An article by the BBC’s security correspondent Frank Gardner, which appeared in the ‘Features & Analysis’ section of the BBC News website’s Middle East page on June 19th under the title “Jihadist groups around the world“, opens with an assertion which perhaps reveals more about the ‘accepted wisdom’ prevalent in the corridors of the BBC than anything else.GJ art Gardner

“A large number of al-Qaeda’s leaders and commanders have been captured or killed over the last decade, many by controversial air strikes by unmanned aerial drones. […]

But the world’s counter-terrorism officials have little cause to celebrate.

Rather than eliminating al-Qaeda, they have caused it to atomise and disperse, morphing into several different organisations around the Middle East, Africa and Asia, with large numbers of jihadist sympathisers in Europe.” [emphasis added]

The article also informs readers of factors the author considers to be “sustaining the global jihadist phenomenon”, including “local, national and regional grievances”. Under the sub-heading “Bad governance” the author proposes that:

“This is really one of the prime drivers towards extremism.
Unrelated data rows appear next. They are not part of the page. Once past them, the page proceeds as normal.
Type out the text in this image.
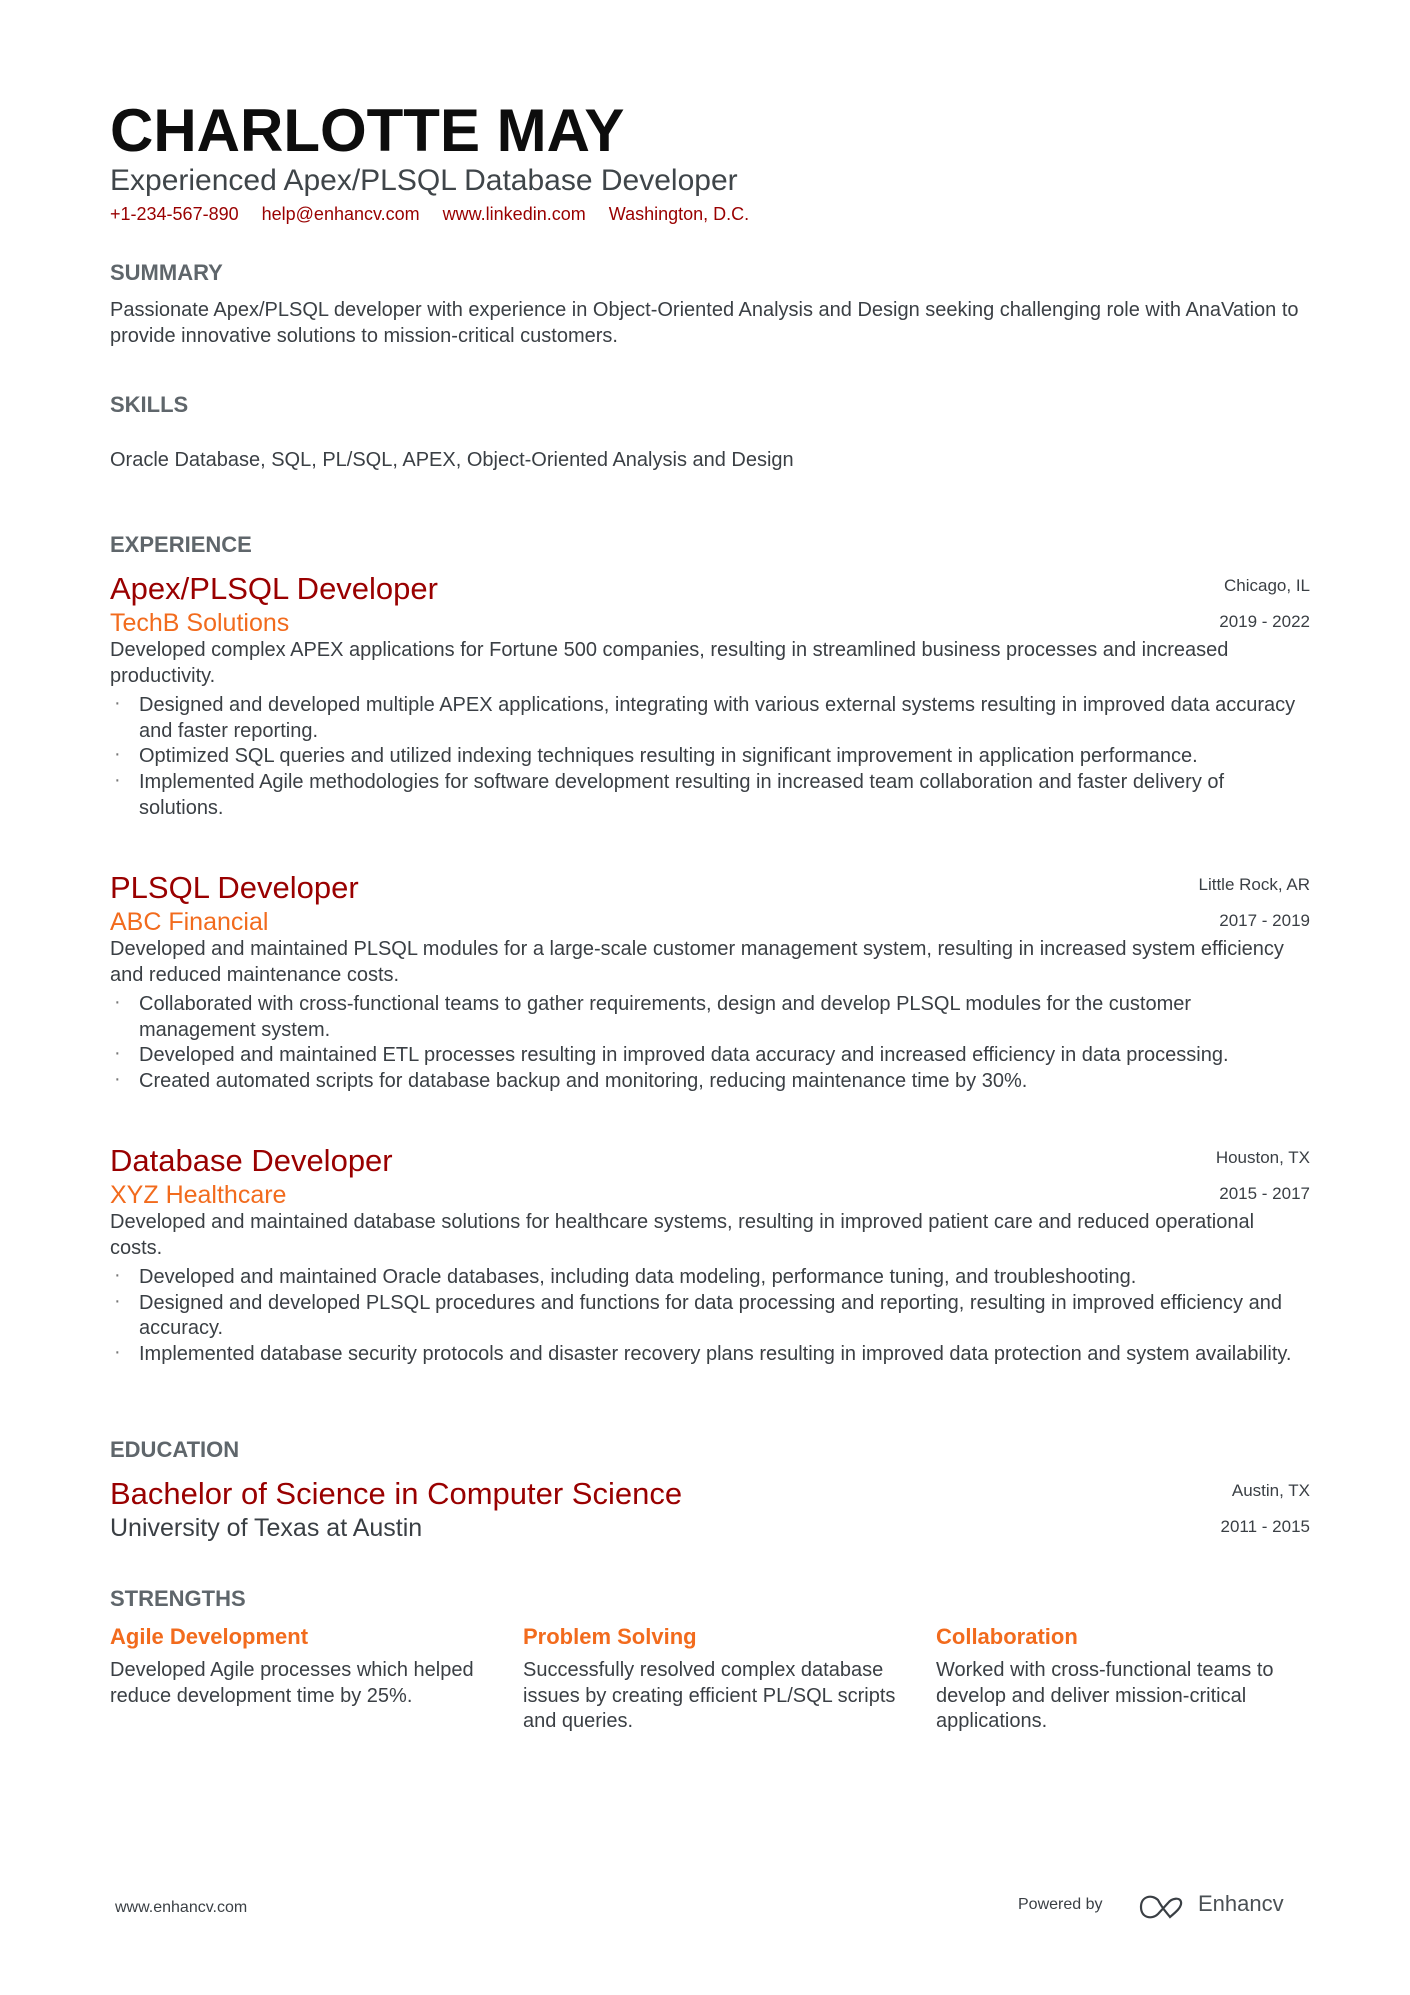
CHARLOTTE MAY
Experienced Apex/PLSQL Database Developer
+1-234-567-890 help@enhancv.com www.linkedin.com Washington, D.C.
SUMMARY
Passionate Apex/PLSQL developer with experience in Object-Oriented Analysis and Design seeking challenging role with AnaVation to provide innovative solutions to mission-critical customers.
SKILLS
Oracle Database, SQL, PL/SQL, APEX, Object-Oriented Analysis and Design
EXPERIENCE
Apex/PLSQL Developer
TechB Solutions
Chicago, IL
2019 - 2022
Developed complex APEX applications for Fortune 500 companies, resulting in streamlined business processes and increased productivity.
· Designed and developed multiple APEX applications, integrating with various external systems resulting in improved data accuracy and faster reporting.
· Optimized SQL queries and utilized indexing techniques resulting in significant improvement in application performance.
· Implemented Agile methodologies for software development resulting in increased team collaboration and faster delivery of solutions.
PLSQL Developer
ABC Financial
Little Rock, AR
2017 - 2019
Developed and maintained PLSQL modules for a large-scale customer management system, resulting in increased system efficiency and reduced maintenance costs.
· Collaborated with cross-functional teams to gather requirements, design and develop PLSQL modules for the customer management system.
· Developed and maintained ETL processes resulting in improved data accuracy and increased efficiency in data processing.
· Created automated scripts for database backup and monitoring, reducing maintenance time by 30%.
Database Developer
XYZ Healthcare
Houston, TX
2015 - 2017
Developed and maintained database solutions for healthcare systems, resulting in improved patient care and reduced operational costs.
· Developed and maintained Oracle databases, including data modeling, performance tuning, and troubleshooting.
· Designed and developed PLSQL procedures and functions for data processing and reporting, resulting in improved efficiency and accuracy.
· Implemented database security protocols and disaster recovery plans resulting in improved data protection and system availability.
EDUCATION
Bachelor of Science in Computer Science
University of Texas at Austin
Austin, TX
2011 - 2015
STRENGTHS
Agile Development
Developed Agile processes which helped reduce development time by 25%.
Problem Solving
Successfully resolved complex database issues by creating efficient PL/SQL scripts and queries.
Collaboration
Worked with cross-functional teams to develop and deliver mission-critical applications.
www.enhancv.com	Powered by	Enhancv
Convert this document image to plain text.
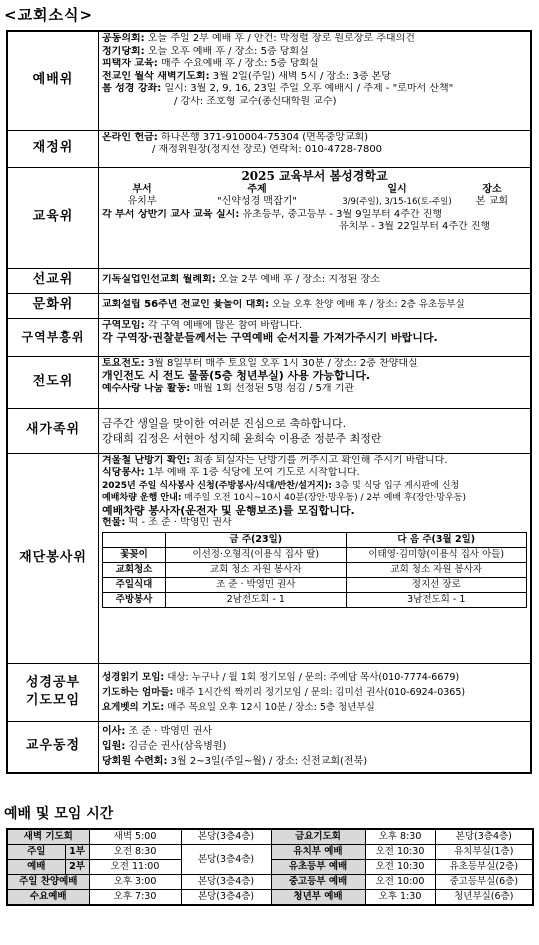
<교회소식>
예배위	
공동의회: 오늘 주일 2부 예배 후 / 안건: 박정렬 장로 원로장로 추대의건
정기당회: 오늘 오후 예배 후 / 장소: 5층 당회실
피택자 교육: 매주 수요예배 후 / 장소: 5층 당회실
전교인 월삭 새벽기도회: 3월 2일(주일) 새벽 5시 / 장소: 3층 본당
봄 성경 강좌: 일시: 3월 2, 9, 16, 23일 주일 오후 예배시 / 주제 - "로마서 산책"
/ 강사: 조호형 교수(총신대학원 교수)

재정위	
온라인 헌금: 하나은행 371-910004-75304 (면목중앙교회)
/ 재정위원장(정지선 장로) 연락처: 010-4728-7800

교육위	
2025 교육부서 봄성경학교
부서	주제	일시	장소
유치부	"신약성경 맥잡기"	3/9(주일), 3/15-16(토-주일)	본 교회
각 부서 상반기 교사 교육 실시: 유초등부, 중고등부 - 3월 9일부터 4주간 진행
유치부 - 3월 22일부터 4주간 진행

선교위	기독실업인선교회 월례회: 오늘 2부 예배 후 / 장소: 지정된 장소

문화위	교회설립 56주년 전교인 윷놀이 대회: 오늘 오후 찬양 예배 후 / 장소: 2층 유초등부실

구역부흥위	
구역모임: 각 구역 예배에 많은 참여 바랍니다.
각 구역장·권찰분들께서는 구역예배 순서지를 가져가주시기 바랍니다.

전도위	
토요전도: 3월 8일부터 매주 토요일 오후 1시 30분 / 장소: 2층 찬양대실
개인전도 시 전도 물품(5층 청년부실) 사용 가능합니다.
예수사랑 나눔 활동: 매월 1회 선정된 5명 섬김 / 5개 기관

새가족위	금주간 생일을 맞이한 여러분 진심으로 축하합니다.
강태희 김정은 서현아 성지혜 윤희숙 이용준 정분주 최정란

재단봉사위	
겨울철 난방기 확인: 최종 퇴실자는 난방기를 꺼주시고 확인해 주시기 바랍니다.
식당봉사: 1부 예배 후 1층 식당에 모여 기도로 시작합니다.
2025년 주일 식사봉사 신청(주방봉사/식대/반찬/설거지): 3층 및 식당 입구 게시판에 신청
예배차량 운행 안내: 매주일 오전 10시~10시 40분(장안·망우동) / 2부 예배 후(장안·망우동)
예배차량 봉사자(운전자 및 운행보조)를 모집합니다.
헌물: 떡 - 조 준 · 박영민 권사
	금 주(23일)	다 음 주(3월 2일)
꽃꽂이	이선정·오형직(이용식 집사 딸)	이태영·김미향(이용식 집사 아들)
교회청소	교회 청소 자원 봉사자	교회 청소 자원 봉사자
주일식대	조 준 · 박영민 권사	정지선 장로
주방봉사	2남전도회 - 1	3남전도회 - 1

성경공부
기도모임	
성경읽기 모임: 대상: 누구나 / 월 1회 정기모임 / 문의: 주예담 목사(010-7774-6679)
기도하는 엄마들: 매주 1시간씩 짝끼리 정기모임 / 문의: 김미선 권사(010-6924-0365)
요게벳의 기도: 매주 목요일 오후 12시 10분 / 장소: 5층 청년부실

교우동정	
이사: 조 준 · 박영민 권사
입원: 김금순 권사(삼육병원)
당회원 수련회: 3월 2~3일(주일~월) / 장소: 신전교회(전북)
예배 및 모임 시간
새벽 기도회		새벽 5:00	본당(3층4층)	금요기도회	오후 8:30	본당(3층4층)
주일	1부	오전 8:30	본당(3층4층)	유치부 예배	오전 10:30	유치부실(1층)
예배	2부	오전 11:00		유초등부 예배	오전 10:30	유초등부실(2층)
주일 찬양예배		오후 3:00	본당(3층4층)	중고등부 예배	오전 10:00	중고등부실(6층)
수요예배		오후 7:30	본당(3층4층)	청년부 예배	오후 1:30	청년부실(6층)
In Muslim-majority countries where national governments and their security forces are viewed as corrupt, predatory and abusive, it is easy for jihadist recruiters to find volunteers.

When those governments are perceived as having a cosy, supportive relationship with the US and the West, it becomes even easier for al-Qaeda’s followers to recruit.”

He also asserts that:

“Many recruits to global jihadism are prompted by a sense that their religion has been discriminated against, oppressed or insulted.”

Last but not least, readers are encouraged to view the Global Jihad phenomenon in terms of “personal issues”.

“Many of the most fanatical adherents of al-Qaeda’s violent West-hating worldview are young men looking for a role, a purpose, in life.

Some European jihadists are converts or have had troubled adolescences, getting into trouble with the police.

Spells in prison often leave them more radicalised than when they went in. Nearly all have a highly negative view of government authority.”

The connections between the Global Jihad phenomenon and the age-old Sunni-Shia conflict do not get a mention in this article and its underlying incentive – the drive to impose a specific supremacist religious-political ideology – is ignored, as is its imperialist objective of re-establishing a Caliphate.  

The article includes a map of locations of “main Jihadist groups”.

map GJ art

Notably, despite the BBC’s own experiences with one such group when its correspondent there was kidnapped in 2007, the Gaza Strip does not appear on this map as a location of Global Jihad activity, even though a number of groups operate in and from that territory, as has been occasionally reported by the BBC in the past.